In response to underperformance, I have made decisive changes to the Expert Advisors (EAs) managing my DARWINs GBN and BRX. Specifically, I have discontinued the use of previous EAs due to their unsatisfactory performance metrics.
Subsequently, I have deployed new Expert Advisors on these accounts: 4 instances on GBN and 3 on BRX. Each instance is programmed to trade a distinct set of high-growth stocks, targeting companies known for their robust growth potential such as Dick's Sporting Goods (DKS), Microsoft Corporation (MSFT), and Deckers Outdoor Corporation (DECK), among others.
The revised strategy marks a shift towards a more dynamic approach, encompassing both buying and selling activities to capitalize on market movements. To mitigate risk and optimize returns, I have instituted fixed stop-loss and take-profit parameters. Initially, these parameters are set to a 1:1 risk-reward ratio. However, leveraging automated logic based on comprehensive data analysis, these parameters are adjustable to a 1:n ratio. This adjustment is not based on a trailing mechanism but is fixed and fine-tuned according to identified patterns and historical performance insights, enabling the implementation of varied take-profit targets.
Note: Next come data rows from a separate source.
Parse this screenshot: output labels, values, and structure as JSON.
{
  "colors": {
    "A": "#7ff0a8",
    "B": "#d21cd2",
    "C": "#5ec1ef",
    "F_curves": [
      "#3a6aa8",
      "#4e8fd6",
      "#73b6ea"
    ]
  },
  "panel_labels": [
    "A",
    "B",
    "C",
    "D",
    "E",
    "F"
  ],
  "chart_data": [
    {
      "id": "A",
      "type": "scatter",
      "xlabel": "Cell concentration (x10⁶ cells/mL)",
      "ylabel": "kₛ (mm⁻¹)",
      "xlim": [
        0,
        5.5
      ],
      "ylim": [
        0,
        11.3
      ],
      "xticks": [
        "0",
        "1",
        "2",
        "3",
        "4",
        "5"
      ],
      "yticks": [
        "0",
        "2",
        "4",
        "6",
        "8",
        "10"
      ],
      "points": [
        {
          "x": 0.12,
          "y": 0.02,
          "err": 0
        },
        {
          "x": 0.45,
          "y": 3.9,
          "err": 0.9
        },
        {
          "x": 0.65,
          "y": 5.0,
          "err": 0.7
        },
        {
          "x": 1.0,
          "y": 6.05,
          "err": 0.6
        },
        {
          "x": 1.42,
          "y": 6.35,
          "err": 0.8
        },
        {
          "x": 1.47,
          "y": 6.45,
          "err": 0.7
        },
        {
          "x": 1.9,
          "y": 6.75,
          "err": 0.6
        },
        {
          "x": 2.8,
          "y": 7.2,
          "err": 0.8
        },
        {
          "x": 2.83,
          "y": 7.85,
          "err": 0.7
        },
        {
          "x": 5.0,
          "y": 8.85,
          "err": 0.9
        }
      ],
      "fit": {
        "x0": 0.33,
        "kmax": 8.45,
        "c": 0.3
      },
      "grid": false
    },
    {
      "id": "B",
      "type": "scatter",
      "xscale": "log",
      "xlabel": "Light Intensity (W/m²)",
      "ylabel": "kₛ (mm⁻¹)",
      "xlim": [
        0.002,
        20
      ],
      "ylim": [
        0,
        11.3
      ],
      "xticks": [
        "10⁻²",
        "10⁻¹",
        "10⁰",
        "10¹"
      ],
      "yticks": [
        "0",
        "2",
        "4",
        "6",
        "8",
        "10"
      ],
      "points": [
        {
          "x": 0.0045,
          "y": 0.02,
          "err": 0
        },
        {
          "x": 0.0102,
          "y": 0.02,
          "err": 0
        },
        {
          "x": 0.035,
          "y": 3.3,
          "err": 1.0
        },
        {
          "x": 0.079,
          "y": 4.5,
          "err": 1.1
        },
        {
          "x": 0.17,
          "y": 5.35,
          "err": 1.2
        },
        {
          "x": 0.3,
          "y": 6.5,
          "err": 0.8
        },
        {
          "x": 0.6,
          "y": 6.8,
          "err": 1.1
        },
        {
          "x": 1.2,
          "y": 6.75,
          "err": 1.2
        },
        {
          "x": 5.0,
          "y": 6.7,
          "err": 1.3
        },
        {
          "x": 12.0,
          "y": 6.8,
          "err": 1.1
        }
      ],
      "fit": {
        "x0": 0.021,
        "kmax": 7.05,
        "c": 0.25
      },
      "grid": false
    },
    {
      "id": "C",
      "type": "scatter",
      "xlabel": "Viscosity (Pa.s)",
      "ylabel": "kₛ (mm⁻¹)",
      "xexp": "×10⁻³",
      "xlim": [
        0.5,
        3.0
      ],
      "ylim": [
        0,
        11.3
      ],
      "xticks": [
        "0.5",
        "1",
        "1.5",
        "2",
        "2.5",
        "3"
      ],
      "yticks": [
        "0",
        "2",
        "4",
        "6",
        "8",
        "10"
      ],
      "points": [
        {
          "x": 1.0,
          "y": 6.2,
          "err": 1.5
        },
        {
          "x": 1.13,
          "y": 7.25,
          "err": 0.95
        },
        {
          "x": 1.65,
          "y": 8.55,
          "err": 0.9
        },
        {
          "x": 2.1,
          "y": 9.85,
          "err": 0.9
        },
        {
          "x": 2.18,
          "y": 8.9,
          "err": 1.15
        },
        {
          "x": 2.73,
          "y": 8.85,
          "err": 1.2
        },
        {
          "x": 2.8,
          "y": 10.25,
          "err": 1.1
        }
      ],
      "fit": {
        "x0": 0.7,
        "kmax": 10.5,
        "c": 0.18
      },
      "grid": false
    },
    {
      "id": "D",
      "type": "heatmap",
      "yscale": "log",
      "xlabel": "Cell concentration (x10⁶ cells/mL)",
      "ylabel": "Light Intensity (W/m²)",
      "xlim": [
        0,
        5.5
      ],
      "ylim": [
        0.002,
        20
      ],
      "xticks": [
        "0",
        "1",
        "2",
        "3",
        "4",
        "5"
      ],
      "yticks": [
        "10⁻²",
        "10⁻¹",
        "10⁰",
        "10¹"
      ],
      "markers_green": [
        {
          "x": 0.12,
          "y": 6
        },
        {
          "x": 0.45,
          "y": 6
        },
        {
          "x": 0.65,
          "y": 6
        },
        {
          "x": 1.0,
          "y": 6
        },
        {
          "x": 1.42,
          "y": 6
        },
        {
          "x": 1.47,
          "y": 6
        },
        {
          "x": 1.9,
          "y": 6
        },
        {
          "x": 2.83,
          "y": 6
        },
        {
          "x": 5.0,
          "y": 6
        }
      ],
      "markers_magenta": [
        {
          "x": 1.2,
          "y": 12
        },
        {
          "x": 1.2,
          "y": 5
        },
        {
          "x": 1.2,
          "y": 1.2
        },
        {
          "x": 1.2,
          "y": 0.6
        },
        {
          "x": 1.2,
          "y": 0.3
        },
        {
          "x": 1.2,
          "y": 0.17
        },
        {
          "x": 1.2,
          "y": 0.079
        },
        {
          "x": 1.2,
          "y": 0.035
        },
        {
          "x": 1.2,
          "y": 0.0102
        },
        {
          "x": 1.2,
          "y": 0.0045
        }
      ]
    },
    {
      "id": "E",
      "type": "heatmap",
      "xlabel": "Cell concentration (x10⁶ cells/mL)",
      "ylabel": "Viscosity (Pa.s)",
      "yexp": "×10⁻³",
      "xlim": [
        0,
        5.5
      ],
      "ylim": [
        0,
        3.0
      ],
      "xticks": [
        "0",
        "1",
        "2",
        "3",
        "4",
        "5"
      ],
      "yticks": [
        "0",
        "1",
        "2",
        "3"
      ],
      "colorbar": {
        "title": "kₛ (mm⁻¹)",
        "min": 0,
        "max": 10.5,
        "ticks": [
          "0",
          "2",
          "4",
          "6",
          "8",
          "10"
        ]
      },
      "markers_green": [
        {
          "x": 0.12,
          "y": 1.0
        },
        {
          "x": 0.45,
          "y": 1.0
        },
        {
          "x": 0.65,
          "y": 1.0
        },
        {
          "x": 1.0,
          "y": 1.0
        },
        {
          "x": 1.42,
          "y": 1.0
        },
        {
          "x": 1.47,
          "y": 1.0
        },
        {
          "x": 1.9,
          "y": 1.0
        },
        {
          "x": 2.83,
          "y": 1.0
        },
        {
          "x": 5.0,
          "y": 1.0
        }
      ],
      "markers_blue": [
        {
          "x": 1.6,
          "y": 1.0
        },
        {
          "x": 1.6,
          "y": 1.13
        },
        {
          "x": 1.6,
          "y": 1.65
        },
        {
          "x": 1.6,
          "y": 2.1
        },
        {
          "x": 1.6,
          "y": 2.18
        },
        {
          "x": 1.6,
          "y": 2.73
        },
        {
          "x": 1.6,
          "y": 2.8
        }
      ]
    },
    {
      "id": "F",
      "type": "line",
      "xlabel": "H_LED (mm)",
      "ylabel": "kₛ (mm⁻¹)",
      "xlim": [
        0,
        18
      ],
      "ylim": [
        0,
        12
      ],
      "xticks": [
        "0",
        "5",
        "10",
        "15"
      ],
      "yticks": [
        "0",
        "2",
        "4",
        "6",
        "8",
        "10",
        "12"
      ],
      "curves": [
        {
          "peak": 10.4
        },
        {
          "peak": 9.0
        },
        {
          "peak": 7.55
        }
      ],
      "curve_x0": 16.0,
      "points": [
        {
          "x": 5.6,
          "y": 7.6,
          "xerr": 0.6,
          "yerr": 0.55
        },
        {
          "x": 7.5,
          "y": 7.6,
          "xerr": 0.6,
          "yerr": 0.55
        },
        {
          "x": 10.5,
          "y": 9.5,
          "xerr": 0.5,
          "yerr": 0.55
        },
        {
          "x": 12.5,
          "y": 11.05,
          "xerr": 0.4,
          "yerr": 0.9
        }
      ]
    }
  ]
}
The decision to focus on growth stocks is based on their historical tendency to outperform the market over the long term, which reflects their potential to deliver substantial returns. Leveraging this behavior, the strategy is designed to maximize gains from the upward trajectory of these stocks. Therefore, BUY deals are aimed at capturing profits, while SELL deals are intended to hedge against risks in the event of market reversals.
I employ portfolios comprising several growth stocks because it's impossible to predict when a company might falter and cease growing. This diversification strategy helps mitigate the risk associated with the potential underperformance of any single stock, ensuring a more stable and resilient trading approach.